10:10a-11:00a MWF (30) 3 CR.

This class will survey a wide variety of American literature, but will do so within a restricted temporal frame – the decade of the 1930’s. This is the era at once of the depression and of Hollywood, and as a thematic focus we will explore two aspects of the growing mass culture reflective of that bifurcation, what I will call the modes of “celebrity” and “anonymity.” Thus we will read a novel like Fitzgerald’s Tender is the Night by looking at the function of celebrity in that complex work, while we might approach Steinbeck’s Grapes of Wrath or Wright’s Native Son as explorations of the “everyman,” or the “anonymous” (anti)hero.

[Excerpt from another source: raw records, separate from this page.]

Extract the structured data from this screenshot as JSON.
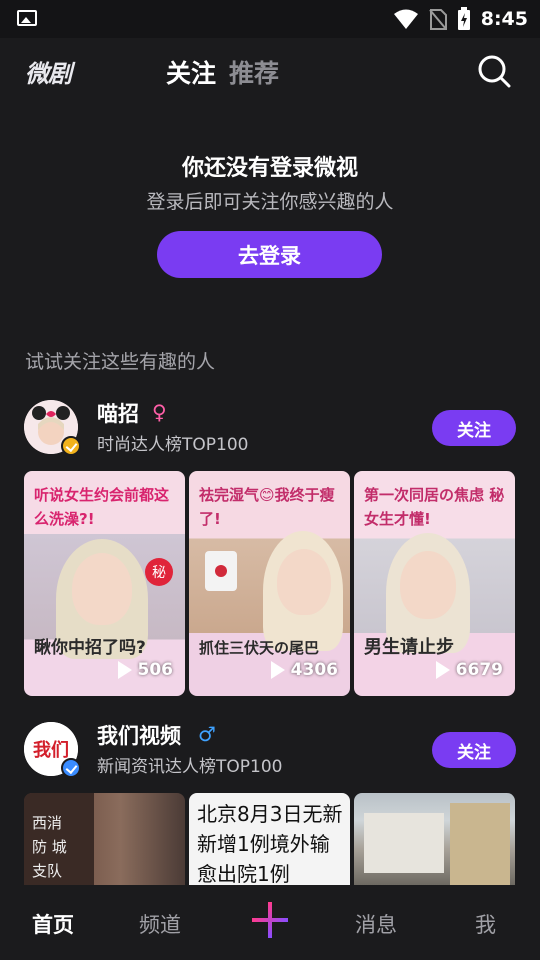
{
  "status_bar": {
    "time": "8:45"
  },
  "header": {
    "logo": "微剧",
    "tabs": [
      {
        "label": "关注",
        "active": true
      },
      {
        "label": "推荐",
        "active": false
      }
    ]
  },
  "login_prompt": {
    "title": "你还没有登录微视",
    "subtitle": "登录后即可关注你感兴趣的人",
    "button": "去登录"
  },
  "suggestions": {
    "title": "试试关注这些有趣的人",
    "creators": [
      {
        "name": "喵招",
        "gender": "♀",
        "desc": "时尚达人榜TOP100",
        "follow_label": "关注",
        "videos": [
          {
            "top_text": "听说女生约会前都这么洗澡?!",
            "bottom_text": "瞅你中招了吗?",
            "count": "506"
          },
          {
            "top_text": "祛完湿气😊我终于瘦了!",
            "bottom_text": "抓住三伏天の尾巴",
            "count": "4306"
          },
          {
            "top_text": "第一次同居の焦虑 秘女生才懂!",
            "bottom_text": "男生请止步",
            "count": "6679"
          }
        ]
      },
      {
        "name": "我们视频",
        "gender": "♂",
        "desc": "新闻资讯达人榜TOP100",
        "follow_label": "关注",
        "avatar_text": "我们",
        "videos": [
          {
            "text": "西消防 城支队"
          },
          {
            "text": "北京8月3日无新 新增1例境外输 愈出院1例"
          },
          {
            "text": ""
          }
        ]
      }
    ]
  },
  "bottom_nav": {
    "items": [
      {
        "label": "首页",
        "active": true
      },
      {
        "label": "频道"
      },
      {
        "label": "消息"
      },
      {
        "label": "我"
      }
    ]
  },
  "colors": {
    "accent": "#7a3cf2",
    "background": "#1b1b1d",
    "female": "#ff5fa8",
    "male": "#3fa2ff"
  }
}
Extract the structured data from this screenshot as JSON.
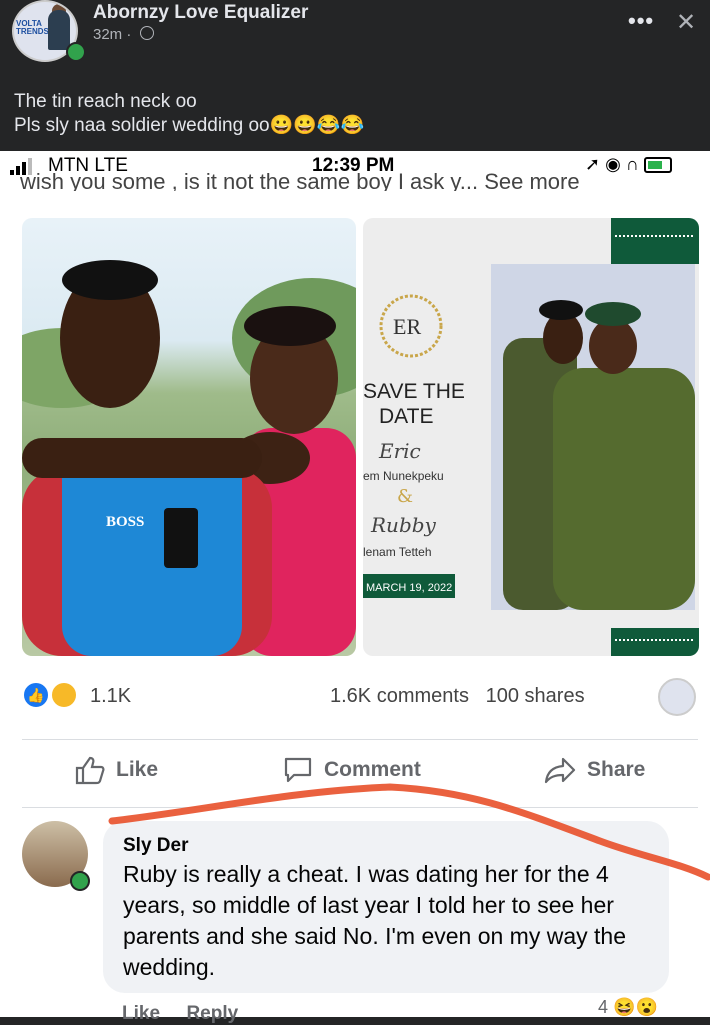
{
  "post": {
    "author": "Abornzy Love Equalizer",
    "time": "32m",
    "caption_line1": "The tin reach neck oo",
    "caption_line2": "Pls sly naa soldier wedding oo",
    "caption_emoji": "😀😀😂😂",
    "more_icon": "more-dots-icon",
    "close_icon": "close-icon",
    "avatar_logo": "VOLTA TRENDS"
  },
  "status_bar": {
    "carrier": "MTN  LTE",
    "time": "12:39 PM"
  },
  "shared": {
    "cutoff_text": "wish you some , is it not the same boy I ask y... See more",
    "invite": {
      "monogram": "ER",
      "save_line1": "SAVE THE",
      "save_line2": "DATE",
      "groom_first": "Eric",
      "groom_last": "em Nunekpeku",
      "amp": "&",
      "bride_first": "Rubby",
      "bride_last": "lenam Tetteh",
      "date": "MARCH 19, 2022"
    },
    "shirt_brand": "BOSS"
  },
  "engagement": {
    "reaction_count": "1.1K",
    "comments": "1.6K comments",
    "shares": "100 shares"
  },
  "actions": {
    "like": "Like",
    "comment": "Comment",
    "share": "Share"
  },
  "comment": {
    "name": "Sly Der",
    "text": "Ruby is really a cheat. I was dating her for the 4 years, so middle of last year I told her to see her parents and she said No. I'm even on my way the wedding.",
    "like": "Like",
    "reply": "Reply",
    "reaction_count": "4"
  },
  "colors": {
    "dark_bg": "#242526",
    "fb_blue": "#1877f2",
    "annotation_red": "#e8502a",
    "online_green": "#31a24c",
    "invite_green": "#0f5a3a"
  }
}
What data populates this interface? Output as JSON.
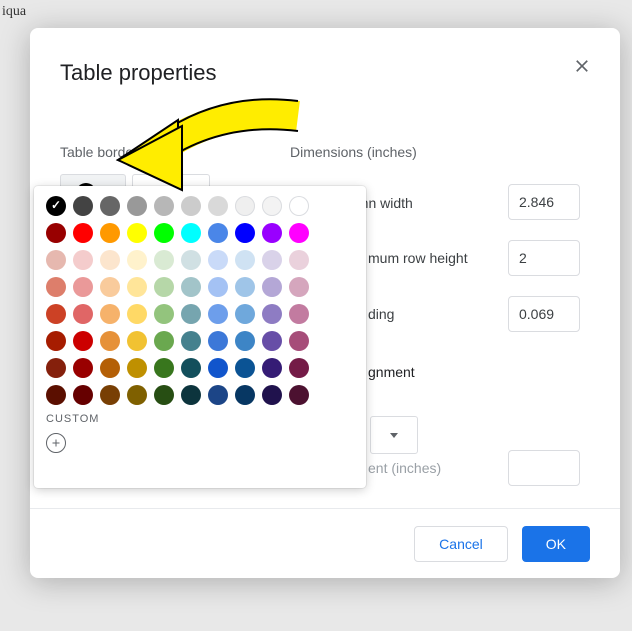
{
  "bg_text": "iqua",
  "dialog": {
    "title": "Table properties",
    "sections": {
      "border_label": "Table border",
      "dimensions_label": "Dimensions  (inches)",
      "column_width_label": "Column width",
      "column_width_value": "2.846",
      "row_height_label": "mum row height",
      "row_height_value": "2",
      "padding_label": "ding",
      "padding_value": "0.069",
      "alignment_label": "gnment",
      "indent_label": "ent  (inches)"
    },
    "buttons": {
      "cancel": "Cancel",
      "ok": "OK"
    }
  },
  "picker": {
    "custom_label": "CUSTOM",
    "rows": [
      [
        {
          "c": "#000000",
          "sel": true
        },
        {
          "c": "#434343"
        },
        {
          "c": "#666666"
        },
        {
          "c": "#999999"
        },
        {
          "c": "#b7b7b7"
        },
        {
          "c": "#cccccc"
        },
        {
          "c": "#d9d9d9"
        },
        {
          "c": "#efefef",
          "b": true
        },
        {
          "c": "#f3f3f3",
          "b": true
        },
        {
          "c": "#ffffff",
          "b": true
        }
      ],
      [
        {
          "c": "#980000"
        },
        {
          "c": "#ff0000"
        },
        {
          "c": "#ff9900"
        },
        {
          "c": "#ffff00"
        },
        {
          "c": "#00ff00"
        },
        {
          "c": "#00ffff"
        },
        {
          "c": "#4a86e8"
        },
        {
          "c": "#0000ff"
        },
        {
          "c": "#9900ff"
        },
        {
          "c": "#ff00ff"
        }
      ],
      [
        {
          "c": "#e6b8af"
        },
        {
          "c": "#f4cccc"
        },
        {
          "c": "#fce5cd"
        },
        {
          "c": "#fff2cc"
        },
        {
          "c": "#d9ead3"
        },
        {
          "c": "#d0e0e3"
        },
        {
          "c": "#c9daf8"
        },
        {
          "c": "#cfe2f3"
        },
        {
          "c": "#d9d2e9"
        },
        {
          "c": "#ead1dc"
        }
      ],
      [
        {
          "c": "#dd7e6b"
        },
        {
          "c": "#ea9999"
        },
        {
          "c": "#f9cb9c"
        },
        {
          "c": "#ffe599"
        },
        {
          "c": "#b6d7a8"
        },
        {
          "c": "#a2c4c9"
        },
        {
          "c": "#a4c2f4"
        },
        {
          "c": "#9fc5e8"
        },
        {
          "c": "#b4a7d6"
        },
        {
          "c": "#d5a6bd"
        }
      ],
      [
        {
          "c": "#cc4125"
        },
        {
          "c": "#e06666"
        },
        {
          "c": "#f6b26b"
        },
        {
          "c": "#ffd966"
        },
        {
          "c": "#93c47d"
        },
        {
          "c": "#76a5af"
        },
        {
          "c": "#6d9eeb"
        },
        {
          "c": "#6fa8dc"
        },
        {
          "c": "#8e7cc3"
        },
        {
          "c": "#c27ba0"
        }
      ],
      [
        {
          "c": "#a61c00"
        },
        {
          "c": "#cc0000"
        },
        {
          "c": "#e69138"
        },
        {
          "c": "#f1c232"
        },
        {
          "c": "#6aa84f"
        },
        {
          "c": "#45818e"
        },
        {
          "c": "#3c78d8"
        },
        {
          "c": "#3d85c6"
        },
        {
          "c": "#674ea7"
        },
        {
          "c": "#a64d79"
        }
      ],
      [
        {
          "c": "#85200c"
        },
        {
          "c": "#990000"
        },
        {
          "c": "#b45f06"
        },
        {
          "c": "#bf9000"
        },
        {
          "c": "#38761d"
        },
        {
          "c": "#134f5c"
        },
        {
          "c": "#1155cc"
        },
        {
          "c": "#0b5394"
        },
        {
          "c": "#351c75"
        },
        {
          "c": "#741b47"
        }
      ],
      [
        {
          "c": "#5b0f00"
        },
        {
          "c": "#660000"
        },
        {
          "c": "#783f04"
        },
        {
          "c": "#7f6000"
        },
        {
          "c": "#274e13"
        },
        {
          "c": "#0c343d"
        },
        {
          "c": "#1c4587"
        },
        {
          "c": "#073763"
        },
        {
          "c": "#20124d"
        },
        {
          "c": "#4c1130"
        }
      ]
    ]
  }
}
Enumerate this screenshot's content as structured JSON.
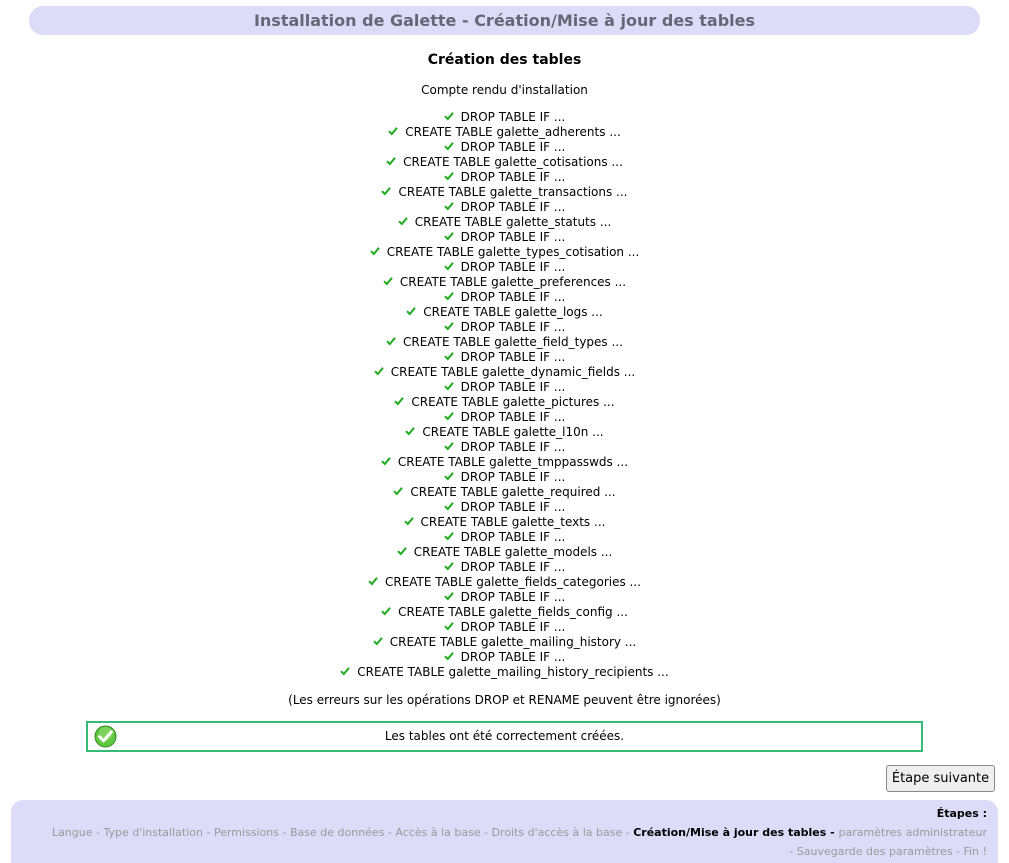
{
  "header": {
    "title": "Installation de Galette - Création/Mise à jour des tables"
  },
  "main": {
    "section_title": "Création des tables",
    "report_label": "Compte rendu d'installation",
    "log": [
      "DROP TABLE IF ...",
      "CREATE TABLE galette_adherents ...",
      "DROP TABLE IF ...",
      "CREATE TABLE galette_cotisations ...",
      "DROP TABLE IF ...",
      "CREATE TABLE galette_transactions ...",
      "DROP TABLE IF ...",
      "CREATE TABLE galette_statuts ...",
      "DROP TABLE IF ...",
      "CREATE TABLE galette_types_cotisation ...",
      "DROP TABLE IF ...",
      "CREATE TABLE galette_preferences ...",
      "DROP TABLE IF ...",
      "CREATE TABLE galette_logs ...",
      "DROP TABLE IF ...",
      "CREATE TABLE galette_field_types ...",
      "DROP TABLE IF ...",
      "CREATE TABLE galette_dynamic_fields ...",
      "DROP TABLE IF ...",
      "CREATE TABLE galette_pictures ...",
      "DROP TABLE IF ...",
      "CREATE TABLE galette_l10n ...",
      "DROP TABLE IF ...",
      "CREATE TABLE galette_tmppasswds ...",
      "DROP TABLE IF ...",
      "CREATE TABLE galette_required ...",
      "DROP TABLE IF ...",
      "CREATE TABLE galette_texts ...",
      "DROP TABLE IF ...",
      "CREATE TABLE galette_models ...",
      "DROP TABLE IF ...",
      "CREATE TABLE galette_fields_categories ...",
      "DROP TABLE IF ...",
      "CREATE TABLE galette_fields_config ...",
      "DROP TABLE IF ...",
      "CREATE TABLE galette_mailing_history ...",
      "DROP TABLE IF ...",
      "CREATE TABLE galette_mailing_history_recipients ..."
    ],
    "note": "(Les erreurs sur les opérations DROP et RENAME peuvent être ignorées)",
    "success_message": "Les tables ont été correctement créées.",
    "next_button": "Étape suivante"
  },
  "footer": {
    "steps_title": "Étapes :",
    "steps": [
      "Langue",
      "Type d'installation",
      "Permissions",
      "Base de données",
      "Accès à la base",
      "Droits d'accès à la base",
      "Création/Mise à jour des tables",
      "paramètres administrateur",
      "Sauvegarde des paramètres",
      "Fin !"
    ],
    "current_step_index": 6
  },
  "colors": {
    "header_bg": "#dcdcf8",
    "check_green": "#22aa22",
    "success_border": "#33bb77"
  },
  "icons": {
    "log_status": "check-icon",
    "success": "success-check-icon"
  }
}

The texts are not yet set, but will include some of the following: Henry Roth’s Call It Sleep, James M. Cain’s Mildred Pierce, Tess Slesinger’s The Dispossessed, Dawn Powell’s The Happy Island, Meridel le Seuer’s The Girl, Nathanael West’s Day of the Locust, James T. Farrell’s Young Lonigan, Clifford Odets’ Waiting for Lefty, Thornton Wilder’s Our Town, poetry by Millay, Olsen, Fearing, Boyle, Hughes, Stevens, and Williams, as well as forays into popular song and cinema.

Requirements include active reading and attendance, and three essays of increasing length. There will probably also be a midterm examination.